Philippines legislators filed a bill on Tuesday seeking to impose a 25-year moratorium on prospective open-pit mining projects. The bill is co-sponsored by environmental and Indigenous Lumad activists under the Kalikasan People’s Network for the Environment. Its advocates argue “a legislated moratorium on open-pit mining is urgently needed” to halt “projects with atrocious human rights records.” The bill mandates a midterm review after 12 years and requires the crafting of a National Industrialization Program to move the country away from reliance on mining. The bill’s timing, which still needs to pass the House of Representatives to become law, is symbolic with 2020 being the 25th anniversary of the Philippine Mining Act of 1995, which opened up large swathes of the mineral-rich country to mining.

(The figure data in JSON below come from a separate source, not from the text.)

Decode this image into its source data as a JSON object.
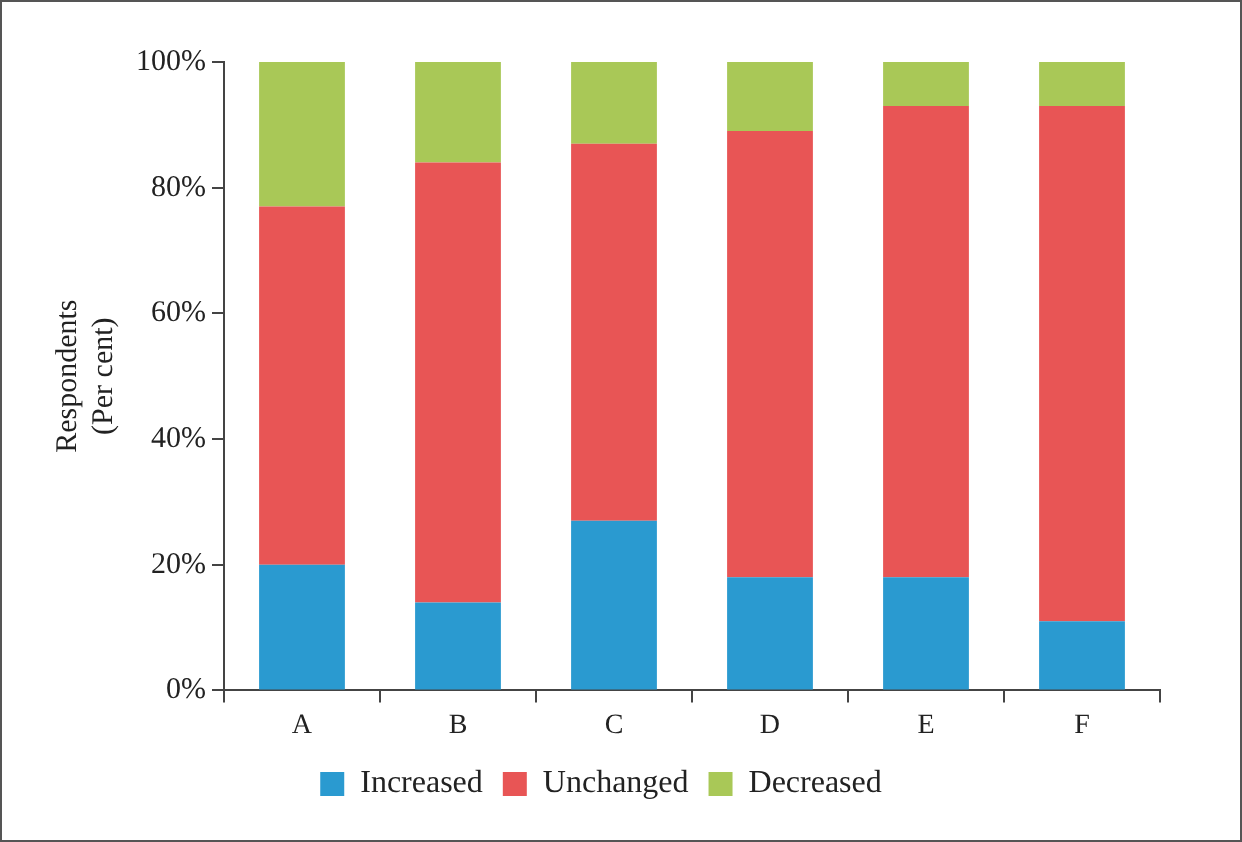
{
  "chart_data": {
    "type": "bar",
    "stacked": true,
    "ylabel": "Respondents\n(Per cent)",
    "categories": [
      "A",
      "B",
      "C",
      "D",
      "E",
      "F"
    ],
    "series": [
      {
        "name": "Increased",
        "color": "#2a9ad0",
        "values": [
          20,
          14,
          27,
          18,
          18,
          11
        ]
      },
      {
        "name": "Unchanged",
        "color": "#e85555",
        "values": [
          57,
          70,
          60,
          71,
          75,
          82
        ]
      },
      {
        "name": "Decreased",
        "color": "#a9c857",
        "values": [
          23,
          16,
          13,
          11,
          7,
          7
        ]
      }
    ],
    "ylim": [
      0,
      100
    ],
    "yticks": [
      {
        "value": 0,
        "label": "0%"
      },
      {
        "value": 20,
        "label": "20%"
      },
      {
        "value": 40,
        "label": "40%"
      },
      {
        "value": 60,
        "label": "60%"
      },
      {
        "value": 80,
        "label": "80%"
      },
      {
        "value": 100,
        "label": "100%"
      }
    ],
    "grid": false,
    "legend": "bottom"
  }
}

Mining vs. the environment . . .
A long history of mining disasters and negative environmental impacts have made Filipino policy-makers and legislators cautious of the sector. Just today, the Philippines government approved funds to rehabilitate rivers that were devastated by the Canada-based Marcopper mining disasters of the 1990s. While President Rodrigo Duterte has repeatedly vowed to shut down all mining activities in the country, the enforcement of mining restrictions has been scattershot, and the pull of investment has led to the easing of some environmental regulations to facilitate mining projects.
Mixed mining signals, to deadly effect . . .
Manila’s mixed signals have posed a challenge to international investors eager to access mineral deposits that rank among the world’s richest. The government has sought to implement a top-down approach balancing the economy and the environment, but it has painted bottom-up activists as a threat to the state. The Armed Forces of the Philippines has accused many activist groups opposed to mining of being in league with communist rebels, while the Office of the President has accused human rights defenders of “waging the longest insurgency in Asia and terrorizing communities in the Philippines.” Manila’s grim response has resulted in the Philippines’ ranking as the deadliest country for environmental activists.